Самый громкий долгострой в истории фильмов по компьютерным играм, «Варкрафт» заимствует у первоисточника сюжет и основных персонажей — и пытается обстоятельно рассказать историю зарождения того конфликта цивилизаций, на котором и была выстроена игра. Пиетет режиссера Дункана Джонса (автора изобретательных и куда менее размашистых «Луны 2112» и «Исходного кода») перед вселенной детища студии Blizzard очевиден — он пронизывает каждый кадр этой богато декорированной, работающей в большом голливудском стиле фэнтези-эпопеи. Другое дело, что именно этот пиетет здесь и вызывает основные вопросы — подобно сюжетам большинства видеоигр, мифология Warcraft носит откровенно эпигонский характер. Тщательно воссозданный Джонсом мир не только вторичен по отношению к Толкину и другим столпам фэнтези, но и, ожив на большом экране, то и дело отдает пародией на жанр, карикатурой. Это не так уж бросается в глаза, когда «Варкрафт» пускается в аттракционы экшена и батальных сцен, но немедленно напоминает «Ученика чародея» с «Седьмым сыном», стоит фильму взяться за драматургию.

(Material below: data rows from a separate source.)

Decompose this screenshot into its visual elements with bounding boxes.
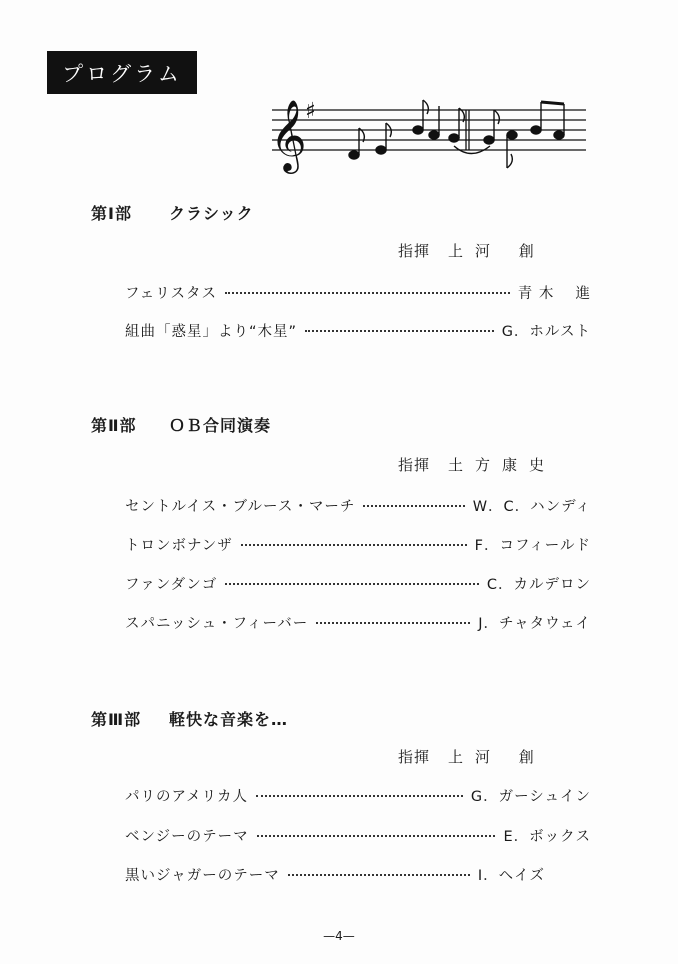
dot-leader xyxy=(225,292,510,294)
dot-leader xyxy=(241,544,467,546)
program-item xyxy=(125,534,591,555)
part-2-heading xyxy=(91,413,271,436)
piece-composer: E．ボックス xyxy=(503,829,591,845)
program-item xyxy=(125,612,591,633)
piece-title: トロンボナンザ xyxy=(125,538,233,554)
piece-title: フェリスタス xyxy=(125,286,217,302)
part-1-number: 第Ⅰ部 xyxy=(91,204,132,223)
program-item xyxy=(125,282,591,303)
part-2-number: 第Ⅱ部 xyxy=(91,416,137,435)
part-3-conductor-role: 指揮 xyxy=(398,748,431,766)
dot-leader xyxy=(316,622,470,624)
program-item xyxy=(125,785,591,806)
part-3-number: 第Ⅲ部 xyxy=(91,710,142,729)
part-1-heading xyxy=(91,201,254,224)
program-item xyxy=(125,864,545,885)
piece-title: セントルイス・ブルース・マーチ xyxy=(125,499,356,515)
dot-leader xyxy=(288,874,470,876)
treble-clef-icon: 𝄞 xyxy=(270,98,307,171)
page-title: プログラム xyxy=(47,51,197,94)
part-1-conductor xyxy=(398,240,546,261)
piece-composer: F．コフィールド xyxy=(474,538,591,554)
piece-title: スパニッシュ・フィーバー xyxy=(125,616,309,632)
dot-leader xyxy=(256,795,463,797)
part-2-conductor-name: 土方康史 xyxy=(448,456,557,474)
part-1-conductor-role: 指揮 xyxy=(398,242,431,260)
piece-composer: C．カルデロン xyxy=(486,577,591,593)
sharp-icon: ♯ xyxy=(305,99,316,124)
dot-leader xyxy=(363,505,464,507)
part-3-conductor xyxy=(398,746,546,767)
piece-title: ベンジーのテーマ xyxy=(125,829,249,845)
part-1-title: クラシック xyxy=(169,204,254,223)
part-3-heading xyxy=(91,707,288,730)
part-3-conductor-name: 上河 創 xyxy=(448,748,546,766)
piece-composer: G．ホルスト xyxy=(501,324,591,340)
program-item xyxy=(125,320,591,341)
part-3-title: 軽快な音楽を… xyxy=(169,710,289,729)
music-staff-decoration xyxy=(268,86,593,176)
part-2-conductor xyxy=(398,454,556,475)
dot-leader xyxy=(257,835,496,837)
program-item xyxy=(125,825,591,846)
program-item xyxy=(125,495,591,516)
page-number: —4— xyxy=(323,929,355,943)
piece-title: パリのアメリカ人 xyxy=(125,789,248,805)
piece-composer: W．C．ハンディ xyxy=(472,499,591,515)
part-1-conductor-name: 上河 創 xyxy=(448,242,546,260)
piece-title: 黒いジャガーのテーマ xyxy=(125,868,280,884)
piece-composer: G．ガーシュイン xyxy=(470,789,591,805)
part-2-title: ＯＢ合同演奏 xyxy=(169,416,272,435)
piece-title: ファンダンゴ xyxy=(125,577,218,593)
dot-leader xyxy=(305,330,494,332)
part-2-conductor-role: 指揮 xyxy=(398,456,431,474)
piece-title: 組曲「惑星」より“木星” xyxy=(125,324,298,340)
piece-composer: J．チャタウェイ xyxy=(478,616,591,632)
piece-composer: I．ヘイズ xyxy=(477,868,545,884)
program-item xyxy=(125,573,591,594)
piece-composer: 青 木 進 xyxy=(517,286,591,302)
dot-leader xyxy=(225,583,479,585)
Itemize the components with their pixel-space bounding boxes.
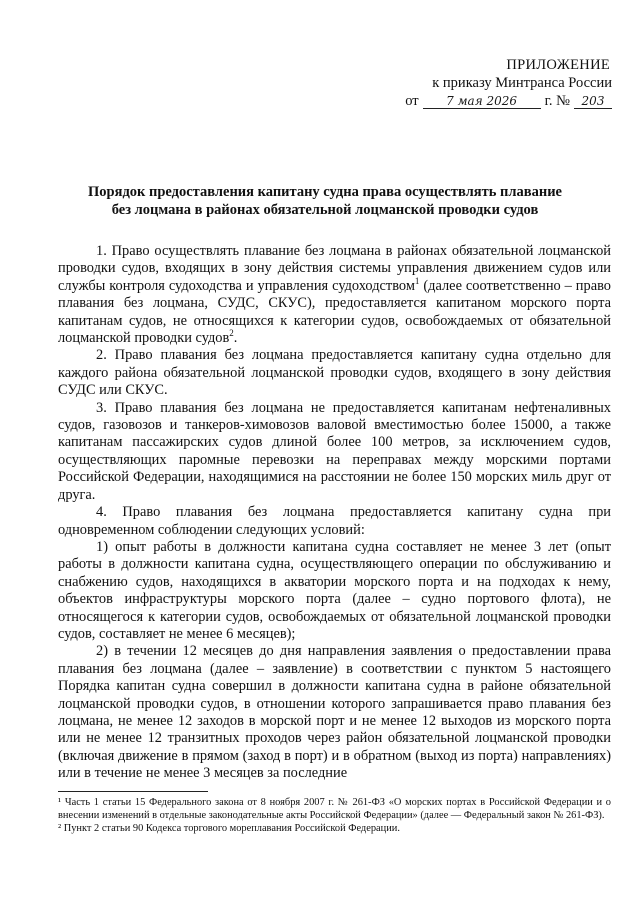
paragraph-1 [58, 243, 611, 347]
footnote-separator [58, 791, 208, 792]
from-label: от [405, 93, 419, 109]
paragraph-1-text: 1. Право осуществлять плавание без лоцмана в районах обязательной лоцманской проводки судов, входящих в зону действия системы управления движением судов или службы контроля судоходства и управления судоходством [58, 243, 611, 294]
paragraph-3: 3. Право плавания без лоцмана не предоставляется капитанам нефтеналивных судов, газовозов и танкеров-химовозов валовой вместимостью более 15000, а также капитанам пассажирских судов длиной более 100 метров, за исключением судов, осуществляющих паромные перевозки на переправах между морскими портами Российской Федерации, находящимися на расстоянии не более 150 морских миль друг от друга. [58, 399, 611, 503]
appendix-header [382, 56, 612, 110]
appendix-label: ПРИЛОЖЕНИЕ [506, 57, 610, 73]
paragraph-4: 4. Право плавания без лоцмана предоставляется капитану судна при одновременном соблюдении следующих условий: [58, 504, 611, 538]
title-line-1: Порядок предоставления капитану судна права осуществлять плавание [88, 184, 562, 200]
handwritten-order-number: 203 [574, 94, 612, 109]
year-number-label: г. № [544, 93, 570, 109]
order-reference: к приказу Минтранса России [432, 75, 612, 91]
footnotes [58, 796, 611, 835]
footnote-2: ² Пункт 2 статьи 90 Кодекса торгового мореплавания Российской Федерации. [58, 823, 400, 834]
document-body [58, 243, 611, 783]
title-line-2: без лоцмана в районах обязательной лоцманской проводки судов [111, 202, 539, 218]
paragraph-2: 2. Право плавания без лоцмана предоставляется капитану судна отдельно для каждого района обязательной лоцманской проводки судов, входящего в зону действия СУДС или СКУС. [58, 347, 611, 399]
paragraph-1-end: . [233, 330, 238, 347]
footnote-ref-2: 2 [229, 328, 234, 339]
handwritten-date: 7 мая 2026 [423, 94, 541, 109]
order-date-line [382, 92, 612, 110]
paragraph-4-item-2: 2) в течении 12 месяцев до дня направления заявления о предоставлении права плавания без лоцмана (далее – заявление) в соответствии с пунктом 5 настоящего Порядка капитан судна совершил в должности капитана судна в районе обязательной лоцманской проводки судов, в отношении которого запрашивается право плавания без лоцмана, не менее 12 заходов в морской порт и не менее 12 выходов из морского порта или не менее 12 транзитных проходов через район обязательной лоцманской проводки (включая движение в прямом (заход в порт) и в обратном (выход из порта) направлениях) или в течение не менее 3 месяцев за последние [58, 643, 611, 782]
footnote-1: ¹ Часть 1 статьи 15 Федерального закона от 8 ноября 2007 г. № 261-ФЗ «О морских портах в Российской Федерации и о внесении изменений в отдельные законодательные акты Российской Федерации» (далее — Федеральный закон № 261-ФЗ). [58, 797, 611, 821]
footnote-ref-1: 1 [414, 276, 420, 287]
document-title [60, 183, 590, 219]
paragraph-4-item-1: 1) опыт работы в должности капитана судна составляет не менее 3 лет (опыт работы в должности капитана судна, осуществляющего операции по обслуживанию и снабжению судов, находящихся в акватории морского порта и на подходах к нему, объектов инфраструктуры морского порта (далее – судно портового флота), не относящегося к категории судов, освобождаемых от обязательной лоцманской проводки судов, составляет не менее 6 месяцев); [58, 538, 611, 642]
paragraph-1-continuation: (далее соответственно – право плавания без лоцмана, СУДС, СКУС), предоставляется капитаном морского порта капитанам судов, не относящихся к категории судов, освобождаемых от обязательной лоцманской проводки судов [58, 277, 611, 347]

Столь бережное отношение к вообще-то довольно специфическому материалу на поверку оказывается поверхностным. Заимствуя у игры эстетику и не самый оригинальный фэнтези-мир, Джонс никак не пытается передать на большом экране ее механику — то есть как раз то, что и лежит в основе аддиктивности Warcraft. Максимум, на который хватает режиссуры, — пару раз дать камере взмыть над схваткой, панорамой мгновенно напоминая до боли знакомый геймерам ракурс. Только в эти короткие секунды «Варкрафт» вдруг и дает представление о масштабе и величии игры-первоисточника. В остальные два с лишним часа экранного времени он слишком стремится быть большим голливудским эпосом — и отчаянно боится пойти хоть на какой-то риск, хоть как-то удивить зрителя. Получается кино нескучное, зрелищное и размашистое, но напрочь лишенное собственного, не копирующего Питера Джексона и Джеймса Кэмерона лица. Для другого, с нуля придуманного фильма это было бы простительно, но для фэнтези с такой бравой родословной эта авторская нерешительность почти фатальна.

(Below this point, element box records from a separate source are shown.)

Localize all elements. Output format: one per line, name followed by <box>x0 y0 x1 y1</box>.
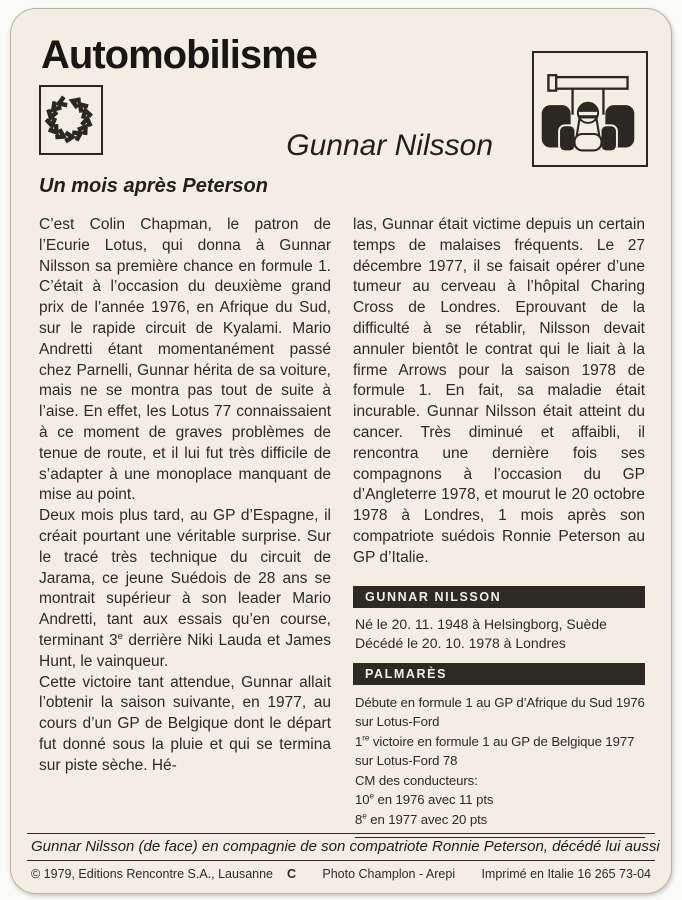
encyclopedia-card <box>10 8 672 894</box>
imprint-row <box>25 861 657 889</box>
print-info: Imprimé en Italie 16 265 73-04 <box>481 867 651 881</box>
copyright-text: © 1979, Editions Rencontre S.A., Lausanne C <box>31 867 297 881</box>
paragraph: las, Gunnar était victime depuis un certain temps de malaises fréquents. Le 27 décembre 1977, il se faisait opérer d’une tumeur au cerveau à l’hôpital Charing Cross de Londres. Eprouvant de la difficulté à se rétablir, Nilsson devait annuler bientôt le contrat qui le liait à la firme Arrows pour la saison 1978 de formule 1. En fait, sa maladie était incurable. Gunnar Nilsson était atteint du cancer. Très diminué et affaibli, il rencontra une dernière fois ses compagnons à l’occasion du GP d’Angleterre 1978, et mourut le 20 octobre 1978 à Londres, 1 mois après son compatriote suédois Ronnie Peterson au GP d’Italie. <box>353 216 645 566</box>
article-column-right-text <box>353 215 645 569</box>
bio-line: Décédé le 20. 10. 1978 à Londres <box>355 635 566 652</box>
paragraph: Cette victoire tant attendue, Gunnar allait l’obtenir la saison suivante, en 1977, au cours d’un GP de Belgique dont le départ fut donné sous la pluie et qui se termina sur piste sèche. Hé- <box>39 673 331 774</box>
article-column-right <box>353 215 645 838</box>
bio-line: Né le 20. 11. 1948 à Helsingborg, Suède <box>355 615 607 632</box>
card-footer <box>25 833 660 889</box>
palmares-section <box>355 693 645 839</box>
palmares-line: Débute en formule 1 au GP d’Afrique du Sud 1976 sur Lotus-Ford <box>355 694 645 730</box>
article-subtitle: Un mois après Peterson <box>39 175 268 197</box>
paragraph: C’est Colin Chapman, le patron de l’Ecurie Lotus, qui donna à Gunnar Nilsson sa première chance en formule 1. C’était à l’occasion du deuxième grand prix de l’année 1976, en Afrique du Sud, sur le rapide circuit de Kyalami. Mario Andretti étant momentanément passé chez Parnelli, Gunnar hérita de sa voiture, mais ne se montra pas tout de suite à l’aise. En effet, les Lotus 77 connaissaient à ce moment de graves problèmes de tenue de route, et il lui fut très difficile de s’adapter à une monoplace manquant de mise au point. <box>39 216 331 504</box>
photo-caption: Gunnar Nilsson (de face) en compagnie de son compatriote Ronnie Peterson, décédé lui aussi <box>31 838 660 855</box>
person-name: Gunnar Nilsson <box>286 129 493 162</box>
copyright-mark: C <box>287 867 297 881</box>
bio-section <box>355 615 645 654</box>
photo-credit: Photo Champlon - Arepi <box>322 867 456 881</box>
paragraph: Deux mois plus tard, au GP d’Espagne, il créait pourtant une véritable surprise. Sur le tracé très technique du circuit de Jarama, ce jeune Suédois de 28 ans se montrait supérieur à son leader Mario Andretti, tant aux essais qu’en course, terminant 3e derrière Niki Lauda et James Hunt, le vainqueur. <box>39 507 331 670</box>
palmares-line: 1re victoire en formule 1 au GP de Belgique 1977 sur Lotus-Ford 78 <box>355 733 635 769</box>
info-name-header: GUNNAR NILSSON <box>353 586 645 608</box>
palmares-line: 10e en 1976 avec 11 pts <box>355 791 494 808</box>
page-title: Automobilisme <box>41 33 317 77</box>
article-body <box>39 215 645 838</box>
f1-car-front-icon <box>532 51 648 167</box>
palmares-line: 8e en 1977 avec 20 pts <box>355 811 488 827</box>
info-box <box>353 586 645 839</box>
article-column-left <box>39 215 331 838</box>
palmares-line: CM des conducteurs: <box>355 772 478 788</box>
palmares-header: PALMARÈS <box>353 663 645 685</box>
laurel-wreath-icon <box>39 85 103 155</box>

«Алиса в Зазеркалье» (Alice Through the Looking Glass)
Режиссер — Джеймс Бобин
Вот кого не упрекнуть в отсутствии фантазии, так это авторов диснеевской дилогии по мотивам Льюиса Кэрролла — они переосмысляют первоисточник столь рьяно, что о нем здесь уже почти ничего, кроме персонажей, и не напоминает. Принеся в предыдущем фильме мир в Страну чудес и заодно ускользнув от несчастливого замужества, Алиса (Миа Васиковска), как выясняется в начале сиквела, заделалась морским волком и взялась за англо-китайские торговые связи. Но покой ей по-прежнему только снится: по возвращении из очередного плавания девушка узнает, что бывший жених почти отжал у ее родных дом, а теперь грозится отнять и ее главную гордость — корабль. От проблем Алиса по привычке бежит — через зеркало, но и в эскапистской Стране чудес все не так просто: Безумный шляпник (Джонни Депп) впал в депрессию, исправить ситуацию можно только с помощью хронотопа, этакого маховика времени, которым никак не хочет делиться новый для этой истории персонаж по имени... Время (Саша Барон Коэн).
Некоторые неловкие каламбуры вокруг слова «время» — пожалуй, единственное, в чем Тим Бертон (здесь пересевший в продюсерское кресло и отдавший режиссуру постановщику «Маппетов» Бобину) и компания пытаются сохранить верность абсурдистским играм Кэрролла с языком и сюжетами. В остальном торжествует именно их, без всякой привязки к классику, фантазия — достаточно буйная, чтобы из нее складывалась до кислотности красочная, суматошная голливудская семейная сказка. И если безудержный визуальный «вырвиглаз» никакого отторжения не вызывает, то обязательная для любого голливудского детского кино воспитательная мораль (более-менее сводящаяся к оде во славу девичьей самостоятельности) этим персонажам совсем не идет — уж чего-чего, а воспитательности Кэрролл не подразумевал; его причудливые герои ей, что не удивительно, сами сопротивляются: тот же Шляпник в исполнении Деппа уже и вовсе здесь выглядит монстром из какого-нибудь хоррора. Про главную же героиню, превратившуюся в символ викторианского феминизма, и речи нет — прежняя, кэрролловская Алиса в фильмах Бертона больше не живет.
«Убойная стрижка» (The Legend of Barney Thomson)
Режиссер — Роберт Карлайл
Парикмахер из Глазго Барни Томсон (Роберт Карлайл) никогда не мыслил себя героем — и от любого столкновения с реальным миром скорее съеживался. Да так, что к пятидесяти годам окончательно растерял не только остатки самоуважения, но и клиентов — те считают, что Барни нависает над ними, «словно мешок с дерьмом», и предпочитают часами ждать другого цирюльника, чем доверять себя его ножницам. Сопротивляются мастеру и сами ножницы — во время карикатурной ссоры с владельцем парикмахерской будто нарочно вонзаясь тому под ребро. Явке с повинной Барни предпочитает верчение ужом на сковородке — которое усугубляет тот факт, что в Глазго одновременно с горе-преступником Томсоном орудует самый настоящий маньяк-расчленитель, рассылающий семьям жертвы отрубленные пальцы и гениталии.
Режиссерский дебют актера Карлайла, всему прогрессивному человечеству больше известного как Бегби из «На игле», задается вопросом, сколько расчлененных трупов требуется для добротной британской черной комедии — и не без растерянности обнаруживает, что одного только комичного смертоубийства для работы в жанре уже недостаточно. Сюжет о безобидном великовозрастном слюнтяе, которому не способно прибавить харизмы никакое путешествие на темную сторону, то и дело тормозит, запинается, толком не увлекая. Поэтому Карлайл, чтобы удержать внимание зрителя, вынужден полагаться на колоритный второй план: Рэя Уинстона в роли склонного к эффектному матерку кокни-инспектора и Эмму Томпсон в качестве бесстыжей пенсионерки-матери Барни. Самому себе Карлайл при этом отводит роль центральную, но на удивление блеклую, предсказуемую — из Барни Томсона так и не выходит полноценного социопата. Какую убойность ни обещало бы название, стричь дивиденды с этого перформанса актеру не светит.